6 dic 2008

EL LIBRO DEDICADO

Me envía Javier Valle Riestra un libro de 741 páginas titulado “Manual de los derechos humanos” (Ediciones Jurídicas, noviembre del 2008) y me lo envía con una dedicatoria fervorosamente inexacta: “A mi genial antipatizante César Hildebrandt”.

Este tocho con pinta de imprescindible, este mamotreto que suena a río, este río que trae piedras caídas de una montaña de conocimientos, le sirve al jurisconsulto Valle Riestra para hacer benévolo abuso de su ingenio dedicatorial.

Sin tomar en cuenta ni remotamente lo de genial, que es un cumplido versallesco, debo desmentir, con energía, lo de antipatizante.

Valle Riestra, al contrario, me simpatiza. Es un barroco de palabra y un duelista que se ha quedado sin contendores. Y a mí los barrocos me caen bien porque el barroquismo, aunque chirríe y a veces linde con la cursilería, siempre demandará cultura, riqueza de léxico, amor por el oxímoron y comercio con otras depravaciones del idioma.

No conozco a ningún barroco que provenga de la vulgaridad. Valle Riestra, como Max Hernández, vienen de la sofisticación, aunque el jurista haya llegado al cinismo filosófico y Max se haya quedado en agonista y dramaturgo de su propia existencia.

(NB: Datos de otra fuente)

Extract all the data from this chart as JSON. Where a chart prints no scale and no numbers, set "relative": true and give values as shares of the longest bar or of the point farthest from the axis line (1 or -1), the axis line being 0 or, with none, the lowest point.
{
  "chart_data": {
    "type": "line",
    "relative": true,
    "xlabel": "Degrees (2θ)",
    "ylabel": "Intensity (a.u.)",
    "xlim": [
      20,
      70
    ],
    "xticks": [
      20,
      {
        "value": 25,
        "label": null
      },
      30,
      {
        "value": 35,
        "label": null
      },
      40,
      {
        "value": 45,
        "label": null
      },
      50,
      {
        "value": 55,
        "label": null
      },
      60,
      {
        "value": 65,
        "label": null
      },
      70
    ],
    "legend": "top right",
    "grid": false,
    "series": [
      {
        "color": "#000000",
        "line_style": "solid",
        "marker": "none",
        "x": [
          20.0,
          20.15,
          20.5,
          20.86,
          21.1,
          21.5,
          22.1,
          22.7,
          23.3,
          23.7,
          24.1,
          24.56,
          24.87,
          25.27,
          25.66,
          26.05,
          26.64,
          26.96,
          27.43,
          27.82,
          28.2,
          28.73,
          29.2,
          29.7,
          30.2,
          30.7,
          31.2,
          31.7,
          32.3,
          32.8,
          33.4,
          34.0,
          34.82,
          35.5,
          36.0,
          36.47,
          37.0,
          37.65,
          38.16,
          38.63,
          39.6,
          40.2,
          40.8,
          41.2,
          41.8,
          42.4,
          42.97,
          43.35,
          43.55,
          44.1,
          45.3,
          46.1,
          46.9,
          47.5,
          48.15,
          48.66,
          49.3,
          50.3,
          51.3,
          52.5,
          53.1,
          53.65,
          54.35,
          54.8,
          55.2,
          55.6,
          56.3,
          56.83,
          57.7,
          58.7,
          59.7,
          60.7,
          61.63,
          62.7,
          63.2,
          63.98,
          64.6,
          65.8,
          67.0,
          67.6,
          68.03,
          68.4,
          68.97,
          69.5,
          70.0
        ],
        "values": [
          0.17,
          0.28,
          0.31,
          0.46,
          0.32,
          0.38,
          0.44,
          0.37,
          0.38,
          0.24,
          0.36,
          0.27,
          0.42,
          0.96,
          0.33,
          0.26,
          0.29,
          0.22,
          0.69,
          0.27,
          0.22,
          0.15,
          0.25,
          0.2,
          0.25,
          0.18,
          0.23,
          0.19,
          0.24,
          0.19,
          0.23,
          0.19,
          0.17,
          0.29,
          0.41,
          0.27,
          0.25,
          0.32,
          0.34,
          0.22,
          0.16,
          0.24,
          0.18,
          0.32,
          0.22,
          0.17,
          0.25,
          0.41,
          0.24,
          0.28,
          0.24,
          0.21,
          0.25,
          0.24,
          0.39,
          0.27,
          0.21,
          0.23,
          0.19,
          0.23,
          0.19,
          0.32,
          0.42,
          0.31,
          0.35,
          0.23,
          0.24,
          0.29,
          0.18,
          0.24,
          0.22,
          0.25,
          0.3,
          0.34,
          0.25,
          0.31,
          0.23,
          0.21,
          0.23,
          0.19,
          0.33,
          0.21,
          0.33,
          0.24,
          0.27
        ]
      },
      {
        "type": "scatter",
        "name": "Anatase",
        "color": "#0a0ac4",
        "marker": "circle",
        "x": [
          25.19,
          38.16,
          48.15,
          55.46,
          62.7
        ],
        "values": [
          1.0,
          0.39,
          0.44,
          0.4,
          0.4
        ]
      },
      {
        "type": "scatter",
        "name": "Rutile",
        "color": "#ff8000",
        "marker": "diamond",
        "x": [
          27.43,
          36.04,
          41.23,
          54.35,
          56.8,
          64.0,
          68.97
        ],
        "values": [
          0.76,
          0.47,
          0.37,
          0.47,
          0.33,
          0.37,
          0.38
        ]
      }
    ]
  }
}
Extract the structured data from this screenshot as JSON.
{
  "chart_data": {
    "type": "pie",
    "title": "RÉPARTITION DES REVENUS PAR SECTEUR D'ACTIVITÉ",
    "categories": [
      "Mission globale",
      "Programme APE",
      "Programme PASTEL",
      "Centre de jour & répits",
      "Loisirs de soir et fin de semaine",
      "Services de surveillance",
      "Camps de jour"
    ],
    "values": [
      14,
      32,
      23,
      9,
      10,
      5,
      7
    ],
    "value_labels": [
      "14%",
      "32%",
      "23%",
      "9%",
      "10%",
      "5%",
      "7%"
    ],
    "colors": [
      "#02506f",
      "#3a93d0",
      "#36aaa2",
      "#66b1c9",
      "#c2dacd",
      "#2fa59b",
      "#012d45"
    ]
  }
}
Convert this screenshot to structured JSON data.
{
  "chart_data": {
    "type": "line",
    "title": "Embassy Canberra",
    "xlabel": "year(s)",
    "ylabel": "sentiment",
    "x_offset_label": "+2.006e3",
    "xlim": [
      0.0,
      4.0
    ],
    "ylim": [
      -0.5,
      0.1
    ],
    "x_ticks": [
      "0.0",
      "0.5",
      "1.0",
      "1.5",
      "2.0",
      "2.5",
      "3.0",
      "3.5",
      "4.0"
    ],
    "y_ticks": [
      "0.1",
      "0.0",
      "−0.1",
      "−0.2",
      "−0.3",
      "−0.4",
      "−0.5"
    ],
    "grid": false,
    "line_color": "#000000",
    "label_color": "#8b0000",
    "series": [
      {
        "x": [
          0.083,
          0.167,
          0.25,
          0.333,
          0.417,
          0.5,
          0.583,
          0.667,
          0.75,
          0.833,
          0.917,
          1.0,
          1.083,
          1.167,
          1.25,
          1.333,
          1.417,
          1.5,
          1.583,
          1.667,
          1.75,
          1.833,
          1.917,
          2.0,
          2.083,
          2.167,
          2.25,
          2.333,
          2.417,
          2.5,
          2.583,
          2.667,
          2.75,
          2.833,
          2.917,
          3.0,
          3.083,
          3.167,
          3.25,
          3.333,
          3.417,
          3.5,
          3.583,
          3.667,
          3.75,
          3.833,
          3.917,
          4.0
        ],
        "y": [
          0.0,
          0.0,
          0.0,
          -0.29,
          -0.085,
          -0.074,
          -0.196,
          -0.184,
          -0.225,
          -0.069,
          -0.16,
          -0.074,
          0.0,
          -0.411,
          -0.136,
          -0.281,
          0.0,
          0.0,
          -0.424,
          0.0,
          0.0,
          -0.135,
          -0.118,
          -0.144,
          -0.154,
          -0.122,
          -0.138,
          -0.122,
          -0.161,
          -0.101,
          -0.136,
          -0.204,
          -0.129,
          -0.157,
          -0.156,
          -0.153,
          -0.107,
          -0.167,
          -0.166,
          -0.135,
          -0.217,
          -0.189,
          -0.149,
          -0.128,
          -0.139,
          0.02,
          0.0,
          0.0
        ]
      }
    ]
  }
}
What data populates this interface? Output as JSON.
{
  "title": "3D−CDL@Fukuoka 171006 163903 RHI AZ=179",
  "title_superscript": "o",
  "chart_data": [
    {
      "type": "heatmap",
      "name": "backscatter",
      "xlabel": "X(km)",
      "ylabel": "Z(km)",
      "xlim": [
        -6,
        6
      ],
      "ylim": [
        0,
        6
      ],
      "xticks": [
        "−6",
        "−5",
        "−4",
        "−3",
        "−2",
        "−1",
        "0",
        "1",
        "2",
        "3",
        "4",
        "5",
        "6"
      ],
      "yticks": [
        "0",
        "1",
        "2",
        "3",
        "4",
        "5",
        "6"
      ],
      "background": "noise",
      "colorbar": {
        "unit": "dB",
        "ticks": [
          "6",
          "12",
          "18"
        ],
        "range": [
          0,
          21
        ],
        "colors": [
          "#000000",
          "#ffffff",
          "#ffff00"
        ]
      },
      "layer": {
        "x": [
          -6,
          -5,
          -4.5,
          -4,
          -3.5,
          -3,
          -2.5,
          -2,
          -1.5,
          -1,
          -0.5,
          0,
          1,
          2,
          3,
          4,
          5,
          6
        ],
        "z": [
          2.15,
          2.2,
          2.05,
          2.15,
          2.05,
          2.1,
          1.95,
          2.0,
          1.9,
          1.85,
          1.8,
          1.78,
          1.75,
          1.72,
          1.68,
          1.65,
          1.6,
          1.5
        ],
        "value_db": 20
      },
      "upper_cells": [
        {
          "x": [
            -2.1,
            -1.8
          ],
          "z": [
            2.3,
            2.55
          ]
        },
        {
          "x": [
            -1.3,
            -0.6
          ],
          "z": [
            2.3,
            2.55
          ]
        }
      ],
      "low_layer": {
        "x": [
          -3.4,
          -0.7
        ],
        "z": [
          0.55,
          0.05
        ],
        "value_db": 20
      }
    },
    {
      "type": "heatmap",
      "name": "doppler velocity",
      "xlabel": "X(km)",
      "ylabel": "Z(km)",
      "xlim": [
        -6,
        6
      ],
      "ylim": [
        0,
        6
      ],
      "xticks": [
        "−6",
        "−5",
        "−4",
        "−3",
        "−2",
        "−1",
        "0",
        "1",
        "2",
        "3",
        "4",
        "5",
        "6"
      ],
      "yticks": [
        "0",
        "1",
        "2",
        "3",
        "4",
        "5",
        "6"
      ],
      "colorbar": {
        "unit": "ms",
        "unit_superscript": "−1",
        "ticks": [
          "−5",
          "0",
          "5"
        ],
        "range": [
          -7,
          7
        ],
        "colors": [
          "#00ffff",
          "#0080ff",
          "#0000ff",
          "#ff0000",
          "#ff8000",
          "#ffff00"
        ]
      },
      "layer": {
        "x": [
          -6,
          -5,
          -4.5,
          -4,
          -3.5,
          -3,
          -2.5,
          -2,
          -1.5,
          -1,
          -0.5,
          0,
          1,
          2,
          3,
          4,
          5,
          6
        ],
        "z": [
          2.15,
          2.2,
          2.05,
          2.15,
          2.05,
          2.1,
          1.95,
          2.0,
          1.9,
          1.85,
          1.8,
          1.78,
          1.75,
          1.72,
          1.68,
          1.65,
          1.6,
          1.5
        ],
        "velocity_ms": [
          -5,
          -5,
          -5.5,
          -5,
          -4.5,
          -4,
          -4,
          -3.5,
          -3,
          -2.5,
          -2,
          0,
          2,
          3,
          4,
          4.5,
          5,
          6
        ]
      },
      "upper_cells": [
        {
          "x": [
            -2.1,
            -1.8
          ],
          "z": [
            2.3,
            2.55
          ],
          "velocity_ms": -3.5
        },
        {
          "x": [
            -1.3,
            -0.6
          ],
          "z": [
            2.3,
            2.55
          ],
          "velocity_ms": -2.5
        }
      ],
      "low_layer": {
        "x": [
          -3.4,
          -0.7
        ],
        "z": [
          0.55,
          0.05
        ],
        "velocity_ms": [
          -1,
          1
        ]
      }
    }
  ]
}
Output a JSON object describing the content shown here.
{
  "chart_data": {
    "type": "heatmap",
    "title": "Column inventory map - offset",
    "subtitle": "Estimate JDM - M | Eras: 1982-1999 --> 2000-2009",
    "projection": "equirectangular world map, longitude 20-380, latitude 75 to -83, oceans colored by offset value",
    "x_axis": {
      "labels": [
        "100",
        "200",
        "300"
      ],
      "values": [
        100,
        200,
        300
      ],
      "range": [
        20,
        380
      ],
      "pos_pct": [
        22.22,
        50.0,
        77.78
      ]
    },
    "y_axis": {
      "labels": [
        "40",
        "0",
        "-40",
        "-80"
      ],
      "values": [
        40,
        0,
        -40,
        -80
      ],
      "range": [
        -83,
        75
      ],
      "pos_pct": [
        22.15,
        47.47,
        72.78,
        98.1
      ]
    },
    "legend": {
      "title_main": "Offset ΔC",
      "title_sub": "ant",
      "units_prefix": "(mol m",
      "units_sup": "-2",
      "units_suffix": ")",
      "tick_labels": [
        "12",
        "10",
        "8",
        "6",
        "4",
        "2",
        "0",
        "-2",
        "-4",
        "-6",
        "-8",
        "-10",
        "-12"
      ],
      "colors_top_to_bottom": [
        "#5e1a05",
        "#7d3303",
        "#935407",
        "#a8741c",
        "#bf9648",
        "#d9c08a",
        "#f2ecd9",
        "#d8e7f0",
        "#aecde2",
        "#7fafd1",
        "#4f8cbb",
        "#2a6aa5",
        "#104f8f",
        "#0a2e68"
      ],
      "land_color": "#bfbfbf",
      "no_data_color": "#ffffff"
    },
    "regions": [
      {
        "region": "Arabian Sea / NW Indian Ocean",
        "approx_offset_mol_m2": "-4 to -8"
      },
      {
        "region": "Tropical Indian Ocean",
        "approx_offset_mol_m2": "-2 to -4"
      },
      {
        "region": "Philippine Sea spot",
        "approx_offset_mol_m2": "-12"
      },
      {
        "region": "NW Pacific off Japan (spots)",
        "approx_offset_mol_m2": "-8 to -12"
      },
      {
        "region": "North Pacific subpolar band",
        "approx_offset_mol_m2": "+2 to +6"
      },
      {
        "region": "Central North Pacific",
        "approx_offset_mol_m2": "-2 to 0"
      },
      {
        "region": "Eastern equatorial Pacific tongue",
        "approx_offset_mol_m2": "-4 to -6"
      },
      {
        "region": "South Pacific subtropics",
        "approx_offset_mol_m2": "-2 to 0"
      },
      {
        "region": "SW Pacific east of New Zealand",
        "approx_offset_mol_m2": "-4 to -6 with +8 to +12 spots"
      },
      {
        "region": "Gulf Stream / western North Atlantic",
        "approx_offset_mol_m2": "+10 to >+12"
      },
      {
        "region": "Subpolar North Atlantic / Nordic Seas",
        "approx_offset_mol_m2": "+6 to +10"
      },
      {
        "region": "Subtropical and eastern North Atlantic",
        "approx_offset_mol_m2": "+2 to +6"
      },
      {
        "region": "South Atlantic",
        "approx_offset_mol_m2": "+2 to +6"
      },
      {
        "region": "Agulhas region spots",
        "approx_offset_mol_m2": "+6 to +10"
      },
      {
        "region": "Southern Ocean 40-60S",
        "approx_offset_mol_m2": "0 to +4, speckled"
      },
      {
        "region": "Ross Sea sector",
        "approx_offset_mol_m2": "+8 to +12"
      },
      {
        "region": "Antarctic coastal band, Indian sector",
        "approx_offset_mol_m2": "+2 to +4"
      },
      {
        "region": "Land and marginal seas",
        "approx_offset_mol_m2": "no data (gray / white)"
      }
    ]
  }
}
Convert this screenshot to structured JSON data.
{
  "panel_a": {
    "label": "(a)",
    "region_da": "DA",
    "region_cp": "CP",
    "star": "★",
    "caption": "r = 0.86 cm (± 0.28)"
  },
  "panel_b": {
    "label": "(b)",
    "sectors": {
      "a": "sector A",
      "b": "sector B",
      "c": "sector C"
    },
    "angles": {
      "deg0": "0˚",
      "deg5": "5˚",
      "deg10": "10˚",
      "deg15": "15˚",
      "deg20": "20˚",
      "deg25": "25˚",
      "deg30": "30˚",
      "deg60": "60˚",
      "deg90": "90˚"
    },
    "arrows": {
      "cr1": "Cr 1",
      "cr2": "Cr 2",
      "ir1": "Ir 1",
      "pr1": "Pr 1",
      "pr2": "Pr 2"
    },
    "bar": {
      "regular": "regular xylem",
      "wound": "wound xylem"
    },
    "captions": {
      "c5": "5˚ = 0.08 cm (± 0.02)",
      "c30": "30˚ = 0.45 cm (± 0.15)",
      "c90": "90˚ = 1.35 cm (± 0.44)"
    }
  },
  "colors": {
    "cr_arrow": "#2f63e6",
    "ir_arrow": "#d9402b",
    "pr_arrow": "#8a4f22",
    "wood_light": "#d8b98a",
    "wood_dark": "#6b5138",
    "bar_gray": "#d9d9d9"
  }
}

Y si los barrocos me caen bien porque los siento cofrades, los duelistas que se han quedado solos –al revés que en el cuento largo de Conrad- me caen todavía mejor. Y eso es lo que ha pasado con Valle Riestra, que es viudo de Congreso y huérfano de memoria parlamentaria.

La verdadera razón por la que Valle Riestra quiere largarse de ese Congreso donde Raffo y Espinoza no son incidentales, es porque no ya no tiene con quién polemizar. Instalada la afasia involuntaria y la grisura con diplomas, lo que reina en el Congreso es el silencio.

Ya no están los que debieran de estar y están, en grandes sumas, los sobreros. De tal modo que Valle Riestra es un espadachín a solas y un polemista sin remedio enfrentado a la propia sombra. Un sobreviviente, en suma, que va al salón de los pasos perdidos y no encuentra a nadie.

Valle Riestra es, fundamentalmente, un solitario que le dio vacaciones a su hurañez dejándose amar por algunas mujeres. Y es, por supuesto, un aprista que se quedó sin Apra, un hayista que no se resigna a Alan, un niño bien que jugó a la revolución siempre y cuando la revolución se quedara en discurso de Haya y en emoción retórica.

Si Washington Delgado quiso construirse un Perú con palabras, Valle Riestra es el arquitecto de la revolución que no se hace (porque eso cuesta sangre y mil probables infamias) pero que se lee y, ante todo, se escucha.

Así huyó Valle Riestra del sonsonete bruto de las derechas. Es más, si la derecha peruana hubiese estado llena de personajes como Riva Agüero, Valle Riestra no se habría movido de ese balcón aristocrático de los González Olaechea. Porque el tribuno no se hizo aprista leyendo la prosa pesada e imperfecta de Haya sino escuchando al líder que inventaba la eternidad con cada párrafo. Valle Riestra, como Haya, corresponden a la fase oral del marxismo latinoamericano.

Dicen que García es un gran orador. Lo dicen los que jamás escucharon a Haya, que no es que hablara sólo bien sino que tenía la prudencia de llenar de sentido las palabras. Haya no era un parlanchín en trance sino un hombre de ideas en un país en el que jamás interesaron las ideas. Su desmoralización final empezó con ese primordial desencuentro.

Valle Riestra tiene la nobleza de la decadencia ilustrada. Es un fin de época, el último ejemplar de una raza de políticos que asaltaron en su niñez las bibliotecas y se hicieron adictos al buen decir, aunque al final no tuvieran a quién decírselo.

Pertenezco a la generación de García y alguna vez fui hasta su amigo. No obstante, hay en la mirada de García un paisaje de dunas muertas, un ruido de borborigmo y un apagón de todas las ilusiones. Valle Riestra, a pesar de sus mil contradicciones, más allá de su condición de rara avis in terris, luce ahora más vivo y más prójimo que ese líder vencido por las circunstancias.

Así que, como se ve, no soy antipatizante de Valle Riestra. Ambos somos duelistas que, para nuestro tormento, nos hemos declarado la paz.